Players on board with have-fun mantra

Many fellow stars have no problem with showing emotion in big spots

March 10th, 2016

SCOTTSDALE, Ariz. -- Bryce Harper was right. And he was wrong. Really, he was a little hypocritical. In an ESPN The Magazine story making the rounds Thursday, Harper lamented baseball's lack of emotion in one breath. Then, in the next, he celebrated that "there's so many guys in the game now who are so much fun."
"Jose Fernandez is a great example," Harper said. "Jose Fernandez will strike you out and stare you down into the dugout and pump his fist. And if you hit a homer and pimp it? He doesn't care. Because you got him. That's part of the game."
• Harper: Let ballplayers show a little flair

Many of today's players, particularly in a time where young talent is having such a big impact on outcomes, are legitimately unafraid to express themselves, be it Harper's hair flips or Andrew McCutchen's dugout dances. Or the mother of them all -- Jose Bautista's bat toss. And the faster people understand that baseball doesn't have to be a stodgy enterprise based upon unwritten rules that even many of the hallowed greats didn't embrace (have you seen Mickey Mantle's bat flips?), the better. Because fans en masse enjoy baseball with a side of harmless emotion.
"To me," Fernandez said, "that's the way I learned how to play baseball. I think it's great for the game, honestly."
• Lupica: We need more Harpers
Just as it's over the top to suggest baseball is tired or boring just because its athletes tend not to celebrate as excessively or aggressively as those in other major professional sports, it's equally silly to suggest that the game needs to be held to some strict standard of decorum. I can't tell you how many U.S.-born players I've spoken to after their first exposure to the Latin American winter leagues who are enamored with the atmosphere, the unbridled enthusiasm of the players blending with the animated crowd. We could use a little more of that here, and I believe, in time, we'll get more of that.

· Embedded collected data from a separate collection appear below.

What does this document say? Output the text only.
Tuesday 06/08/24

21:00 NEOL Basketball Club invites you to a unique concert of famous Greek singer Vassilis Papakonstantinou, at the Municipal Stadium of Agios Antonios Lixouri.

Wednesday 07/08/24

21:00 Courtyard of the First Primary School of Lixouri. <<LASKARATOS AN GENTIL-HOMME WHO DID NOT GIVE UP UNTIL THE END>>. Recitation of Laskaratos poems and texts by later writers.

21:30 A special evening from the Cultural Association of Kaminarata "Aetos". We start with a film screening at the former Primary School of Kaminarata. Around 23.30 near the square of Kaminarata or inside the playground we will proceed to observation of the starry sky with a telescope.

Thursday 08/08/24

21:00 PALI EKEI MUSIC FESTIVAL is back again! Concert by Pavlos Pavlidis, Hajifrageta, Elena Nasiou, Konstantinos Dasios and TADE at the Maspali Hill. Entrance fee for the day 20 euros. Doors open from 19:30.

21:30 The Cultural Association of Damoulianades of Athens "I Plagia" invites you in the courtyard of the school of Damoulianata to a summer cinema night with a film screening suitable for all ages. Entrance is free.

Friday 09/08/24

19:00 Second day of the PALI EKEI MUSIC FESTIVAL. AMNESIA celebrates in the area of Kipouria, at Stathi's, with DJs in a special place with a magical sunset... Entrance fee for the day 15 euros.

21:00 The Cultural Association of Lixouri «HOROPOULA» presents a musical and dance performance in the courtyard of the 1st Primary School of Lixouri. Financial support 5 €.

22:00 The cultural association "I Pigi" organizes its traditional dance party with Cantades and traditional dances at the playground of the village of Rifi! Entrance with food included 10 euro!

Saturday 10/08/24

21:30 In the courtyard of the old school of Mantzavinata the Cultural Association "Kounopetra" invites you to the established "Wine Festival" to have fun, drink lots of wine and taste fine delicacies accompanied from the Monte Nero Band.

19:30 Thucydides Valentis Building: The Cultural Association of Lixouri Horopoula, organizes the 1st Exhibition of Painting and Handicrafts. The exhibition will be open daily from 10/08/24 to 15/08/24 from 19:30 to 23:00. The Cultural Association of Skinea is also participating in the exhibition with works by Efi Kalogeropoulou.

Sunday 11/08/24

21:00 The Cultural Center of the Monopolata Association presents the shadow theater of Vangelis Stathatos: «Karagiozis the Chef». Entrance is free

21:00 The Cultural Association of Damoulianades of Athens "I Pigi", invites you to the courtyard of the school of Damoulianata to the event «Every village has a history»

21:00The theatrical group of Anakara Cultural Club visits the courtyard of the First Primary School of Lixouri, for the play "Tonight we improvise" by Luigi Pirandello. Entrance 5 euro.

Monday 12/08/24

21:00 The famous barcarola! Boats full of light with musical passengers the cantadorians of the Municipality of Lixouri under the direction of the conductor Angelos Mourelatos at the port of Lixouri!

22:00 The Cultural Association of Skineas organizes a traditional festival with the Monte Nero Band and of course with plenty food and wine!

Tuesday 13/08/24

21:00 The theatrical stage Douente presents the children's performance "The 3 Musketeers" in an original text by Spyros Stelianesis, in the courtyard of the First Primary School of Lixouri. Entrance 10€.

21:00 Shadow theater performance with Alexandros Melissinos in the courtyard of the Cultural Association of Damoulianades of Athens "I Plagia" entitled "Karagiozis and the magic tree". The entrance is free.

"It's kind of hard to just go about everything, especially exciting things, and just sit there with a poker face like nothing is happening," Bautista said.
"I think people do get a little too sensitive about how we show emotion and stuff," Rays ace Chris Archer said. "There's no problem. If you do something that genuinely gets you excited, maybe a late-inning home run or a strikeout, it's only human nature to be excited."
And yes, when you screw up or get burnt, it's only human nature to get mad. But let's be rational here. Pitchers ultimately dictate both the game's pace and its due process, and it is unfortunately not unusual for a pitcher to dole out barbaric justice on a batter who had the gall to celebrate his athletic achievement.
"Whenever a pitcher strikes someone out, they get to celebrate, too, and have their moment and revel in it," Yoenis Cespedes said. "Why can't the batters get a chance to enjoy their success, too?"

Amen. As long as said celebration isn't excessive (I certainly wouldn't recommend a post-homer point at the pitcher followed by some reckless words about his mother), and as long as it isn't grievously ill-timed (ninth inning and down 10 runs probably isn't a proper point to boast your solo shot), a victory lap knows no victims.

"It doesn't bother me," said Fernandez. "It doesn't bother me because, in a big situation, or any point, if you hit a home run, you did your job. You did what you work for. You did what you wanted to do. But if I get an out, I get a big strikeout, of course, I'm going to be on top. That's what you work for. You bust your butt all year to work for that."
This style of play isn't for everybody. Carlos Correa arrived last summer and was instantly one of the game's most mesmerizing talents because of his pure performance -- not necessarily his personality. As he said, you can play the game your way without taking offense to the way others play it.
"I just think that the priority should be on the team and not what we can do on the field," Correa said. "I have fun playing baseball the way I play it; I'm not going to change the way I play. If [Harper] has fun playing the way he plays like that, I'm fine with it."
Kris Bryant, Correa's Rookie of the Year Award-winning counterpart in the National League last year, had a similarly balanced take.
"I think the game's changing a little bit," Bryant said. "You can see it in the cleats -- people are wearing neon in their cleats. Ten years ago, that would never happen. Guys have their own ways of playing the game and there are guys who will go about it very calm and collected, and guys who will show it off a little bit. There's not one way to do things in this game, and that's what makes it so cool."

Harper's comments about baseball's need for more "flair" and more "dramatic" moments set off the sort of firestorm of social-media reaction (Harper was a trending topic for much of the day, perhaps proving his own point) and clubhouse reaction. It was timely, too, given the furor elsewhere in Florida over Goose Gossage colorfully bemoaning Bautista's famous flip nearly five months after the bat hit the ground.
The anti-Harper hard-liners need to understand the fundamental premise of sports, which is that they are supposed to be fun, and the standards for what is acceptable reactionary behavior are remarkably inconsistent, as evidenced quite notably by that above-linked Mantle clip. And get this: You can have fun and still be respectful. We've got quite a few guys in the game today who demonstrate just that.